Confront problems when they arise. Don’t wait until it’s time for the annual evaluation. Have an honest conversation at the earliest possible moment. You may dread it, but if you put it off until the evaluation, it will only be worse.

A friend of mine who is a City Manager says, “Bad news doesn’t get better with time.” He’s right. Can you imagine a football team that waited until the end of the season to point out a player’s mistakes or areas where he needed to improve? The only way to improve is to identify your mistakes and develop a plan to overcome them.

Mike Mowery

Written by:
Mike Mowery
Director of Leadership Development, Strategic Government Resources

2 responses

  1. The “bad news evaluation” used to be a real challenge for me. What has helped make it easier for me is to focus the evaluation on 2 core points, the organization’s mission and the employee’s development.
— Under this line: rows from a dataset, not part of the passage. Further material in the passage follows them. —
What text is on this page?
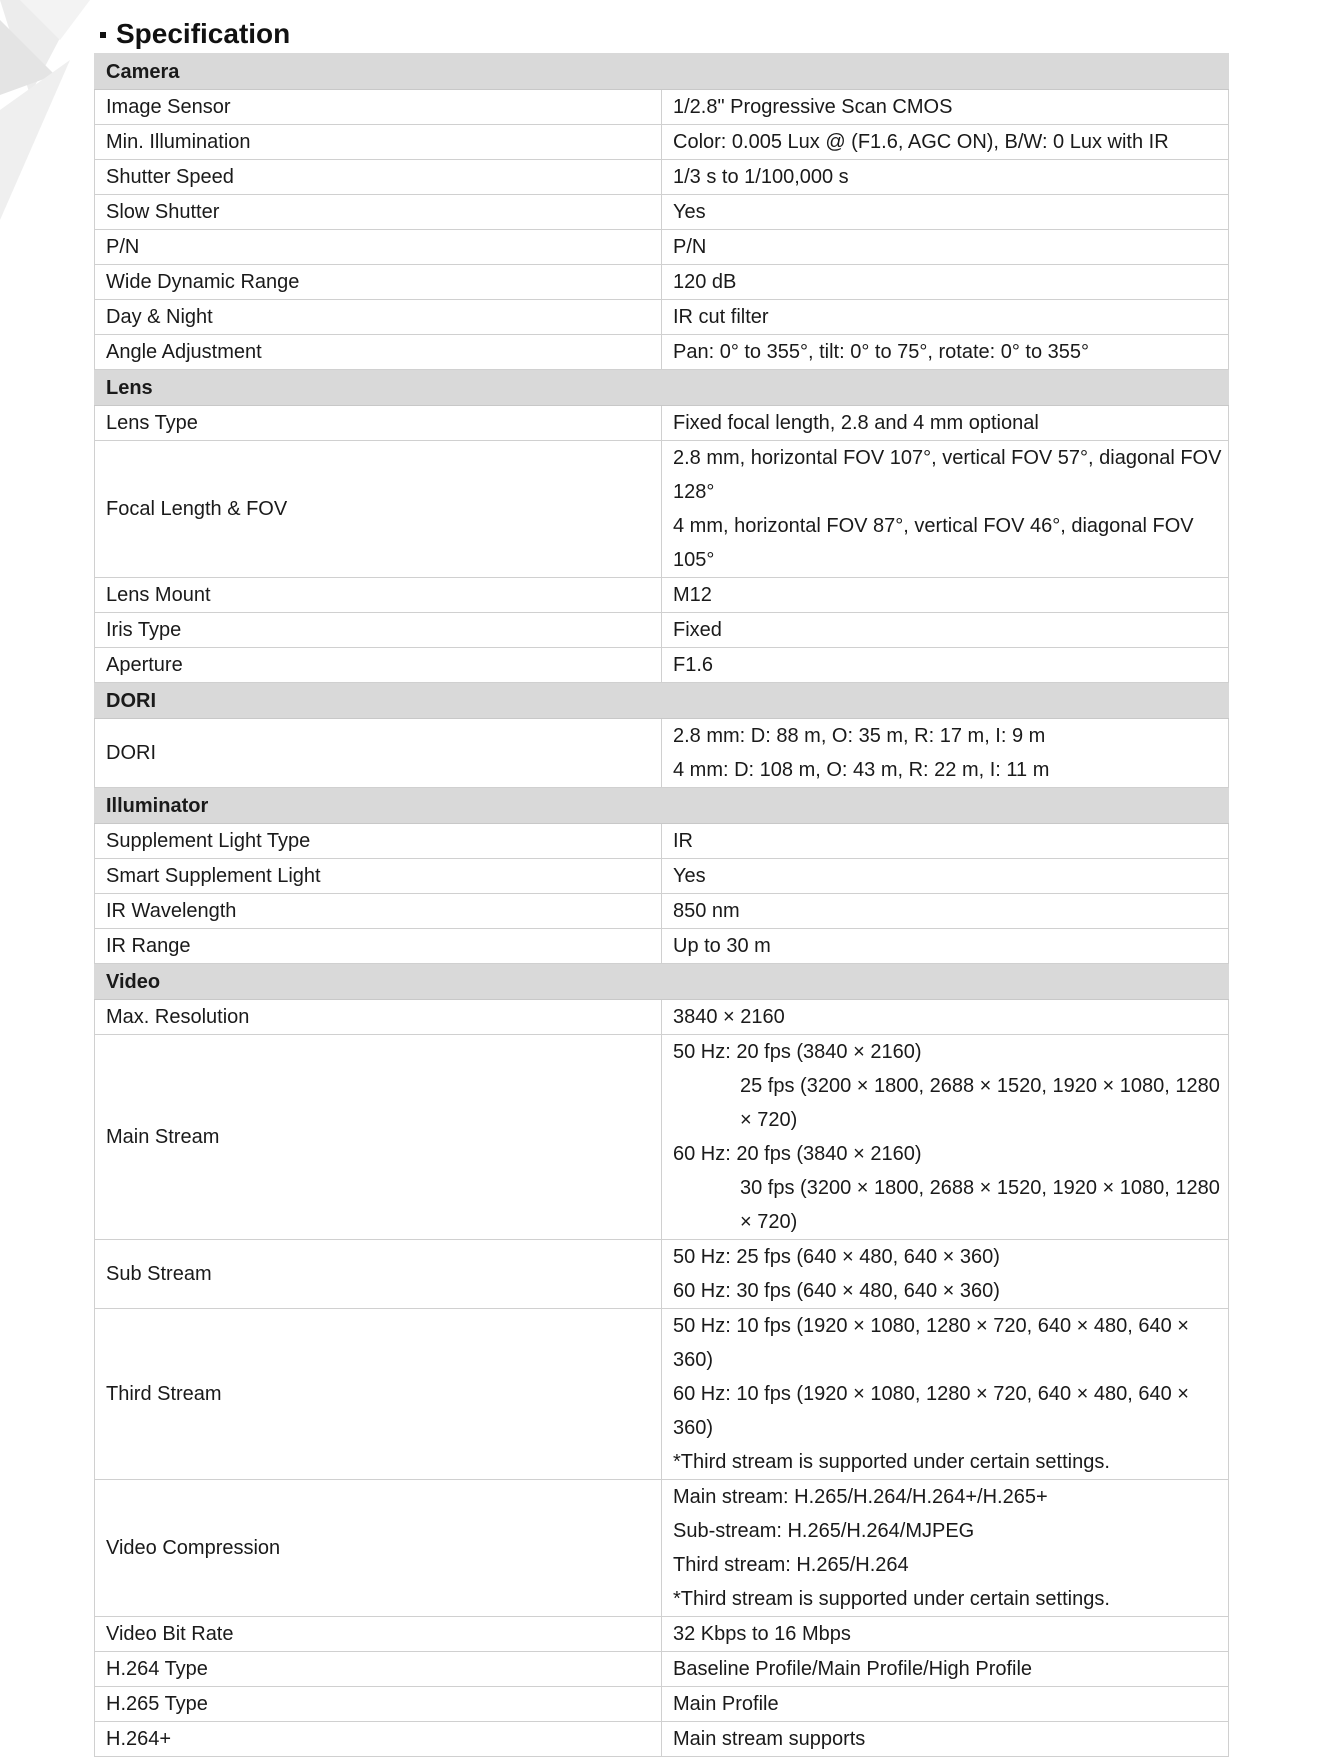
Specification
Camera	
Image Sensor	1/2.8" Progressive Scan CMOS

Min. Illumination	Color: 0.005 Lux @ (F1.6, AGC ON), B/W: 0 Lux with IR

Shutter Speed	1/3 s to 1/100,000 s

Slow Shutter	Yes

P/N	P/N

Wide Dynamic Range	120 dB

Day & Night	IR cut filter

Angle Adjustment	Pan: 0° to 355°, tilt: 0° to 75°, rotate: 0° to 355°

Lens	
Lens Type	Fixed focal length, 2.8 and 4 mm optional

Focal Length & FOV	2.8 mm, horizontal FOV 107°, vertical FOV 57°, diagonal FOV 128°
4 mm, horizontal FOV 87°, vertical FOV 46°, diagonal FOV 105°

Lens Mount	M12

Iris Type	Fixed

Aperture	F1.6

DORI	
DORI	2.8 mm: D: 88 m, O: 35 m, R: 17 m, I: 9 m
4 mm: D: 108 m, O: 43 m, R: 22 m, I: 11 m

Illuminator	
Supplement Light Type	IR

Smart Supplement Light	Yes

IR Wavelength	850 nm

IR Range	Up to 30 m

Video	
Max. Resolution	3840 × 2160

Main Stream	50 Hz: 20 fps (3840 × 2160)
25 fps (3200 × 1800, 2688 × 1520, 1920 × 1080, 1280 × 720)
60 Hz: 20 fps (3840 × 2160)
30 fps (3200 × 1800, 2688 × 1520, 1920 × 1080, 1280 × 720)

Sub Stream	50 Hz: 25 fps (640 × 480, 640 × 360)
60 Hz: 30 fps (640 × 480, 640 × 360)

Third Stream	50 Hz: 10 fps (1920 × 1080, 1280 × 720, 640 × 480, 640 × 360)
60 Hz: 10 fps (1920 × 1080, 1280 × 720, 640 × 480, 640 × 360)
*Third stream is supported under certain settings.

Video Compression	Main stream: H.265/H.264/H.264+/H.265+
Sub-stream: H.265/H.264/MJPEG
Third stream: H.265/H.264
*Third stream is supported under certain settings.

Video Bit Rate	32 Kbps to 16 Mbps

H.264 Type	Baseline Profile/Main Profile/High Profile

H.265 Type	Main Profile

H.264+	Main stream supports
Keeping “the unpleasant facts” focused on the organization’s needs (“you can’t contribute to the organization if you are tardy”) and on the employee’s constructive development (“you make a lot of errors in this area; would some more training be helpful ?”) makes the conversation both positive/constructive as well as focused on the needs of the organization (not the personalities of the conversation participants). Since adopting this approach several years ago I have actually had employees who I ended up terminating (after progressive discipline) actually thanking me for trying to work with them.

    1. Wow. Thanks so much for your extra insight, David! Really helpful.